Disability-adjusted life year for malaria per 100,000 inhabitants in 2004
  no data                                        2000–2500
  <10                                            2500–2750
  10–100                                         2750–3000
  100–500                                        3000–3250
  500–1000                                       3250–3500
  1000–1500                                      ≥3500
  1500–2000
The treatment of malaria depends on the severity of the disease; whether people can take
oral drugs or must be admitted depends on the assessment and the experience of the
clinician.

Uncomplicated malaria

Uncomplicated malaria may be treated with oral medications. The most effective strategy
for P. falciparum infection is the use of artemisinins in combination with other
antimalarials (known as artemisinin-combination therapy).[60] This is done to reduce the
risk of resistance against artemisinin.[60] These additional antimalarials include
amodiaquine, lumefantrine, mefloquine or sulfadoxine/pyrimethamine.[36] Another
recommended combination is dihydroartemisinin and piperaquine.[36] In the 2000s
(decade), malaria with partial resistance to artemisins emerged in Southeast Asia.[61][62]

Severe malaria

Severe malaria requires the parenteral administration of antimalarial drugs. Until the mid-
2000s the most used treatment for severe malaria was quinine, but artesunate has been
shown to be superior to quinine in both children and adults.[63] Treatment of severe
malaria also involves supportive measures that are optimally performed in a critical care
unit, including management of high fevers (hyperpyrexia) and the subsequent seizures
that may result from it, and monitoring for respiratory depression, hypoglycemia, and
hypokalemia.[13] Infection with P. vivax, P. ovale or P. malariae is usually treated on an
outpatient basis (while a person is at home). Treatment of P. vivax requires both
treatment of blood stages (with chloroquine or ACT) as well as clearance of liver forms
with primaquine.[64]

Prognosis
When properly treated, people with malaria can usually expect a complete recovery.[65]
However, severe malaria can progress extremely rapidly and cause death within hours or
days.[9] In the most severe cases of the disease, fatality rates can reach 20%, even with
intensive care and treatment.[4] Over the longer term, developmental impairments have
been documented in children who have suffered episodes of severe malaria.[66]

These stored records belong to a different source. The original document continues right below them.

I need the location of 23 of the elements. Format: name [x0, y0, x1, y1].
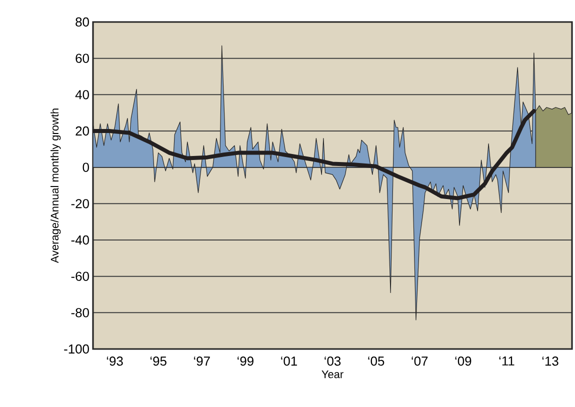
x-tick-label: ‘11: [499, 356, 514, 366]
y-tick-label: -60: [71, 272, 89, 281]
y-tick-label: -20: [71, 199, 89, 208]
y-tick-label: -80: [71, 308, 89, 318]
x-tick-label: ‘03: [324, 356, 341, 366]
x-tick-label: ‘93: [106, 356, 123, 366]
y-axis-title: Average/Annual monthly growth: [50, 108, 61, 264]
x-tick-label: ‘97: [194, 356, 210, 366]
x-tick-label: ‘05: [368, 356, 384, 366]
x-tick-label: ‘13: [542, 356, 558, 366]
y-tick-label: -40: [71, 235, 89, 245]
x-tick-label: ‘01: [281, 356, 297, 366]
y-tick-label: -100: [64, 344, 89, 354]
y-tick-label: 60: [76, 54, 89, 63]
y-tick-label: 0: [82, 162, 89, 172]
y-tick-label: 80: [76, 17, 89, 27]
x-tick-label: ‘95: [150, 356, 166, 366]
x-tick-label: ‘09: [455, 356, 472, 366]
y-tick-label: 20: [76, 126, 89, 136]
x-tick-label: ‘07: [412, 356, 428, 366]
x-tick-label: ‘99: [238, 356, 254, 366]
y-tick-label: 40: [75, 90, 89, 100]
x-axis-title: Year: [322, 370, 344, 378]
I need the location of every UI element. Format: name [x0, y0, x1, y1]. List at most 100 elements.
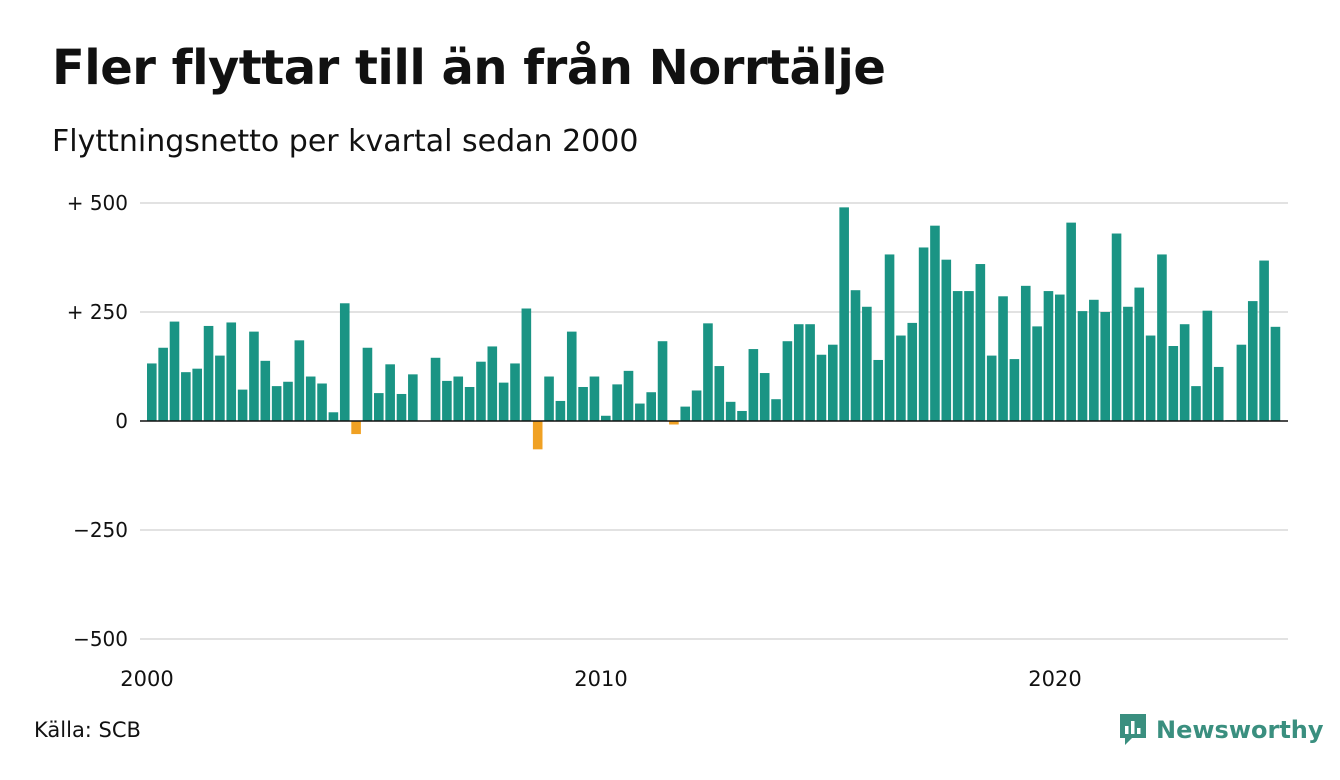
- y-tick-label: −250: [73, 518, 128, 542]
- bar-2019-k3: [1032, 326, 1042, 421]
- bar-2011-k1: [646, 392, 656, 421]
- bar-2021-k2: [1111, 233, 1122, 421]
- bar-2010-k1: [601, 415, 611, 421]
- bar-2024-k4: [1270, 326, 1281, 421]
- bar-2007-k2: [476, 361, 486, 421]
- bar-2009-k4: [589, 376, 600, 421]
- bar-2018-k2: [975, 264, 986, 421]
- bar-2023-k1: [1191, 386, 1201, 421]
- y-tick-label: 0: [115, 409, 128, 433]
- bar-2022-k2: [1157, 254, 1167, 421]
- bar-2020-k4: [1089, 299, 1099, 421]
- bar-2005-k3: [396, 393, 407, 421]
- bar-2011-k4: [680, 406, 691, 421]
- bar-2012-k1: [691, 390, 702, 421]
- bar-2015-k2: [839, 207, 849, 421]
- bar-2017-k2: [930, 225, 940, 421]
- bar-2017-k3: [941, 259, 952, 421]
- bar-2004-k4: [362, 347, 373, 421]
- bar-2008-k4: [544, 376, 554, 421]
- bar-2016-k3: [896, 335, 906, 421]
- bar-2002-k1: [237, 389, 248, 421]
- bars: [147, 207, 1281, 450]
- chart-title: Fler flyttar till än från Norrtälje: [52, 40, 886, 96]
- bar-2000-k2: [158, 347, 168, 421]
- bar-2022-k4: [1179, 324, 1190, 421]
- bar-2007-k4: [498, 382, 509, 421]
- bar-2012-k4: [725, 401, 736, 421]
- bar-2022-k1: [1145, 335, 1156, 421]
- newsworthy-logo-icon: [1120, 714, 1146, 745]
- bar-2006-k3: [442, 380, 452, 421]
- bar-2010-k3: [623, 370, 634, 421]
- bar-2016-k4: [907, 322, 918, 421]
- bar-2018-k1: [964, 291, 974, 421]
- source-note: Källa: SCB: [34, 718, 141, 742]
- bar-2018-k4: [998, 296, 1008, 421]
- bar-2015-k3: [850, 290, 861, 421]
- bar-2004-k1: [328, 412, 339, 421]
- bar-2000-k4: [181, 372, 191, 421]
- bar-2001-k4: [226, 322, 237, 421]
- bar-2002-k2: [249, 331, 259, 421]
- bar-2003-k3: [305, 376, 316, 421]
- x-tick-label: 2010: [574, 667, 627, 691]
- bar-2014-k4: [816, 354, 827, 421]
- bar-2011-k3: [669, 421, 679, 425]
- y-axis-labels: + 500 + 250 0 −250 −500: [67, 191, 128, 651]
- bar-2016-k1: [873, 359, 883, 421]
- bar-2014-k2: [793, 324, 804, 421]
- y-tick-label: + 500: [67, 191, 128, 215]
- bar-2006-k2: [430, 357, 441, 421]
- bar-2001-k3: [215, 355, 225, 421]
- bar-2007-k3: [487, 346, 498, 421]
- bar-2005-k2: [385, 364, 395, 421]
- bar-2016-k2: [884, 254, 895, 421]
- bar-2024-k2: [1247, 301, 1258, 421]
- bar-2015-k4: [862, 306, 872, 421]
- bar-2023-k2: [1202, 310, 1213, 421]
- bar-2005-k1: [374, 393, 384, 421]
- bar-2020-k2: [1066, 222, 1076, 421]
- bar-2002-k3: [260, 360, 271, 421]
- bar-2022-k3: [1168, 346, 1179, 421]
- bar-2012-k2: [703, 323, 713, 421]
- brand-logo: Newsworthy: [1118, 712, 1324, 748]
- bar-2021-k3: [1123, 306, 1133, 421]
- bar-2014-k3: [805, 324, 815, 421]
- bar-2019-k4: [1043, 291, 1054, 421]
- chart-subtitle: Flyttningsnetto per kvartal sedan 2000: [52, 124, 639, 159]
- bar-2009-k1: [555, 400, 566, 421]
- bar-2006-k4: [453, 376, 464, 421]
- bar-2008-k2: [521, 308, 532, 421]
- bar-2003-k2: [294, 340, 305, 421]
- bar-2015-k1: [828, 344, 838, 421]
- bar-2010-k4: [635, 403, 645, 421]
- x-tick-label: 2020: [1028, 667, 1081, 691]
- y-tick-label: + 250: [67, 300, 128, 324]
- bar-2019-k2: [1020, 285, 1031, 421]
- bar-2021-k1: [1100, 312, 1110, 421]
- bar-2005-k4: [408, 374, 418, 421]
- bar-2013-k4: [771, 399, 781, 421]
- bar-2023-k3: [1213, 366, 1224, 421]
- bar-2024-k1: [1236, 344, 1247, 421]
- bar-2004-k3: [351, 421, 361, 435]
- bar-2011-k2: [657, 341, 668, 421]
- bar-2017-k1: [918, 247, 929, 421]
- bar-2001-k1: [192, 368, 202, 421]
- bar-2004-k2: [339, 303, 350, 421]
- bar-2013-k1: [737, 410, 747, 421]
- bar-2002-k4: [271, 386, 282, 421]
- bar-2009-k2: [566, 331, 577, 421]
- bar-2010-k2: [612, 384, 622, 421]
- bar-2017-k4: [952, 291, 963, 421]
- bar-chart: + 500 + 250 0 −250 −500 2000 2010 2020: [67, 191, 1288, 691]
- bar-2003-k4: [317, 383, 327, 421]
- bar-2013-k3: [759, 373, 770, 421]
- bar-2012-k3: [714, 366, 725, 421]
- bar-2019-k1: [1009, 359, 1020, 421]
- bar-2000-k3: [169, 321, 180, 421]
- bar-2009-k3: [578, 386, 588, 421]
- x-axis-labels: 2000 2010 2020: [120, 667, 1081, 691]
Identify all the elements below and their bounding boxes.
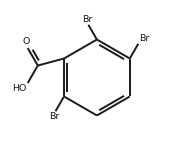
- Text: Br: Br: [82, 15, 93, 24]
- Text: Br: Br: [50, 113, 60, 122]
- Text: HO: HO: [13, 84, 27, 93]
- Text: O: O: [23, 37, 30, 46]
- Text: Br: Br: [139, 34, 149, 43]
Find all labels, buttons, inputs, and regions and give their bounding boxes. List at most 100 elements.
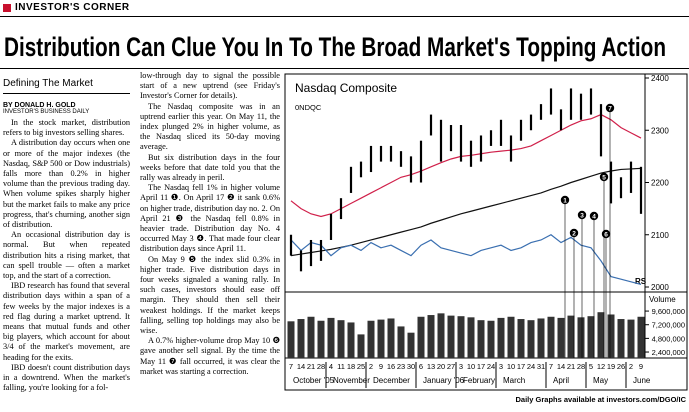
x-tick-label: 26 <box>617 362 625 371</box>
x-tick-label: 3 <box>459 362 463 371</box>
x-tick-label: 2 <box>369 362 373 371</box>
x-tick-label: 17 <box>477 362 485 371</box>
volume-bar <box>507 316 515 358</box>
volume-bar <box>577 317 585 358</box>
rule <box>0 16 689 17</box>
volume-bar <box>447 315 455 358</box>
x-tick-label: 18 <box>347 362 355 371</box>
middle-column: low-through day to signal the possible s… <box>140 71 280 412</box>
paragraph: An occasional distribution day is normal… <box>3 230 130 281</box>
volume-tick-label: 9,600,000 <box>652 307 685 316</box>
x-tick-label: 9 <box>639 362 643 371</box>
marker-badge <box>605 103 615 113</box>
chart-title: Nasdaq Composite <box>295 81 397 95</box>
y-tick-label: 2400 <box>651 74 669 83</box>
byline: BY DONALD H. GOLD <box>3 102 76 109</box>
x-tick-label: 6 <box>419 362 423 371</box>
volume-bar <box>467 317 475 358</box>
volume-bar <box>337 320 345 358</box>
volume-bar <box>287 321 295 358</box>
x-tick-label: 16 <box>387 362 395 371</box>
x-tick-label: 4 <box>329 362 333 371</box>
x-tick-label: 12 <box>597 362 605 371</box>
volume-bar <box>607 314 615 358</box>
volume-bar <box>617 319 625 358</box>
volume-tick-label: 2,400,000 <box>652 348 685 357</box>
marker-badge <box>599 172 609 182</box>
paragraph: On May 9 ❺ the index slid 0.3% in higher… <box>140 254 280 336</box>
x-tick-label: 24 <box>527 362 535 371</box>
volume-bar <box>377 319 385 358</box>
month-label: May <box>593 376 608 385</box>
volume-bar <box>497 317 505 358</box>
volume-tick-label: 7,200,000 <box>652 321 685 330</box>
x-tick-label: 24 <box>487 362 495 371</box>
x-tick-label: 2 <box>629 362 633 371</box>
volume-bar <box>307 316 315 358</box>
x-tick-label: 3 <box>499 362 503 371</box>
marker-label: 1 <box>563 198 567 205</box>
volume-bar <box>477 320 485 358</box>
line-series <box>290 113 642 218</box>
volume-label: Volume <box>649 295 676 304</box>
volume-bar <box>427 315 435 358</box>
month-label: December <box>373 376 410 385</box>
x-tick-label: 21 <box>307 362 315 371</box>
marker-label: 3 <box>580 213 584 220</box>
x-tick-label: 14 <box>297 362 305 371</box>
x-tick-label: 7 <box>549 362 553 371</box>
volume-bar <box>437 313 445 358</box>
marker-label: 6 <box>604 232 608 239</box>
volume-bar <box>587 316 595 358</box>
paragraph: IBD research has found that several dist… <box>3 281 130 362</box>
volume-bar <box>627 319 635 358</box>
x-tick-label: 23 <box>397 362 405 371</box>
line-series <box>290 234 642 285</box>
marker-badge <box>569 228 579 238</box>
volume-bar <box>407 332 415 358</box>
ticker: 0NDQC <box>295 103 322 112</box>
volume-bar <box>487 320 495 358</box>
paragraph: But six distribution days in the four we… <box>140 152 280 183</box>
volume-bar <box>327 317 335 358</box>
volume-bar <box>557 317 565 358</box>
left-column: Defining The Market BY DONALD H. GOLD IN… <box>3 74 130 412</box>
month-label: November <box>333 376 370 385</box>
sidebar-heading: Defining The Market <box>3 74 130 94</box>
month-label: February <box>463 376 495 385</box>
volume-bar <box>417 316 425 358</box>
affiliation: INVESTOR'S BUSINESS DAILY <box>3 109 90 115</box>
paragraph: IBD doesn't count distribution days in a… <box>3 362 130 393</box>
headline: Distribution Can Clue You In To The Broa… <box>4 32 666 62</box>
volume-bar <box>517 319 525 358</box>
chart: Nasdaq Composite 0NDQC RS Volume Daily G… <box>284 73 688 404</box>
headline-box: Distribution Can Clue You In To The Broa… <box>4 32 666 62</box>
volume-bar <box>387 318 395 358</box>
paragraph: The Nasdaq fell 1% in higher volume Apri… <box>140 183 280 254</box>
volume-bar <box>297 319 305 358</box>
volume-bar <box>597 312 605 358</box>
volume-bar <box>367 320 375 358</box>
marker-label: 4 <box>592 214 596 221</box>
rule <box>0 68 689 69</box>
x-tick-label: 19 <box>607 362 615 371</box>
section-icon <box>3 4 11 12</box>
volume-bar <box>537 318 545 358</box>
chart-frame <box>284 73 688 391</box>
paragraph: The Nasdaq composite was in an uptrend e… <box>140 101 280 152</box>
x-tick-label: 27 <box>447 362 455 371</box>
x-tick-label: 20 <box>437 362 445 371</box>
paragraph: A distribution day occurs when one or mo… <box>3 138 130 230</box>
y-tick-label: 2100 <box>651 231 669 240</box>
volume-bar <box>357 334 365 358</box>
volume-bar <box>567 315 575 358</box>
marker-label: 5 <box>602 175 606 182</box>
rs-label: RS <box>635 277 647 286</box>
text-body: low-through day to signal the possible s… <box>140 71 280 377</box>
volume-bar <box>347 322 355 358</box>
marker-badge <box>601 229 611 239</box>
x-tick-label: 7 <box>289 362 293 371</box>
x-tick-label: 11 <box>337 362 345 371</box>
marker-label: 2 <box>572 231 576 238</box>
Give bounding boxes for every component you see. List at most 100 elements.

Malaria causes widespread anemia during a period of rapid brain development and also
direct brain damage. This neurologic damage results from cerebral malaria to which
children are more vulnerable.[66]

Coinfection with HIV and malaria does increase mortality, although this is less of a
problem than with HIV/tuberculosis coinfection, due to the two diseases usually attacking
different age ranges, with malaria being most common in the young and active
tuberculosis most common in the old.[67] Although HIV/malaria coinfection produces less
severe symptoms than the interaction between HIV and TB, HIV and malaria do
contribute to each other's spread. This effect comes from malaria increasing viral load
and HIV infection increasing a person's susceptibility to malaria infection.[68]